Beaucoup de questions en une. Beaucoup de questions qui mériteraient d'être débattues en une... Nouvelle utilisation de la SARKOLANGUE, cette façon de dire: "En un an nous avons réussi à aggraver la situation, patientez encore quatre ans et vous verrez les vrais progrès!". C'est le pendant de "Nous avons perdu les municipales parce que les Français veulent que... nous accélérions le train des réformes -lire "régressions sociales"-". Les seules personnes que je connais, qui croient à ces balivernes pondues par les bronzés communicants de NS payés à prix d'or, ce sont des personnes âgées accablées de découvrir le vrai NS, et qui cherchent un peu pathétiquement parfois à se persuader qu'elles ne se sont pas tirées une balle dans le pied avec l'homme des franchises sur les soins... et du reste.
toumaïsoulmate | 28.05.2008 - 15h17
Pour avoir vu certaines réactions de "rejet" dés que les gens voient la tête de N.Sarkozy sur ta couverture (ou autre), on voit que leur lassitude concernant le sujet est flagrante... ils n'ont presque plus envie d'y réflechir encore, pour certains, tellement ils ont ce que tu as bien défini comme ta propre réluctance il y a quelques mois. Que pourrais-tu dire pour les pousser à te lire?
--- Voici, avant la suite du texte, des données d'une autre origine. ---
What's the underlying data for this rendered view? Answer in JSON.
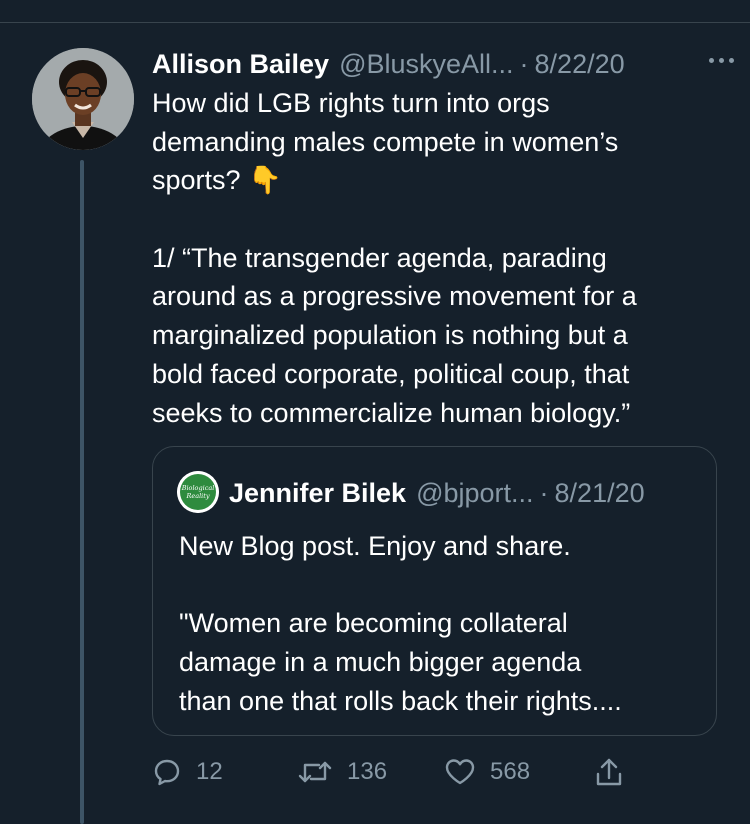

Que pour résister, il faut passer outre la première réaction quasi-viscérale de rejet, et chercher à comprendre comment l'imposture a eu lieu. la décrypter, c'est s'en défaire, pouvoir ensuite la combattre, en tout cas ne plus la subir. c'est ce que j'explique en début du livre. Extrait:
"Pendant quatre mois, je n’ai pas écrit une ligne sur la situation politique et morale inédite dans laquelle nous nous trouvions. C’était au-dessus de mes forces. D’autres, dès l’annonce de l’élection de Sarkozy, s’y étaient attelés, l’une décortiquant la nuit du Fouquet’s, les autres suivant jour après jour la mise en place du gouvernement et ses premières mesures, pour mieux analyser au quotidien le détricotage de notre patrimoine social. Moi, j’en étais incapable. Et c’est cette incapacité, paradoxalement, qui m’a amené à avancer dans le décryptage de ce que le sarkozysme représentait pour moi de totalement inédit. Car non seulement me trouvais-je impuissant à commenter la valse à mille temps des nominations, des annonces fracassantes, des débauchages individuels sous couvert d’ouverture, mais j’en étais arrivé à ne plus même supporter d’y être confronté jour après jour, heure après heure.
Le matin, je me glissais dans le bain, et ma main s’immobilisait à quelques centimètres du bouton de la radio perchée sur le rebord de la baignoire. Ce geste machinal, que j’avais répété sans même y penser des milliers de fois, se heurtait maintenant à une résistance inconsciente. Je n’aurais pas même pu dire, au début, pourquoi j’allumais la radio avec tant de réluctance. Je savais bien qu’il était élu, je savais bien que nous en avions pris pour au moins cinq ans, et qu’il fallait s’y faire. Je savais même que personnellement je n’avais rien à perdre à la situation. Je faisais partie du clan des nantis, la seule analyse dépassionnée de ma situation financière aurait dû m’amener à une conclusion évidente : je faisais partie de cette France qui se lève tôt, qui bosse, et incidemment de la classe moyenne supérieure. Nicolas Sarkozy, pour moi, c’était à terme moins d’impôts, moins de redistribution, tout-bénef dans le petit monde égoïste que nous dépeignaient ses laudateurs.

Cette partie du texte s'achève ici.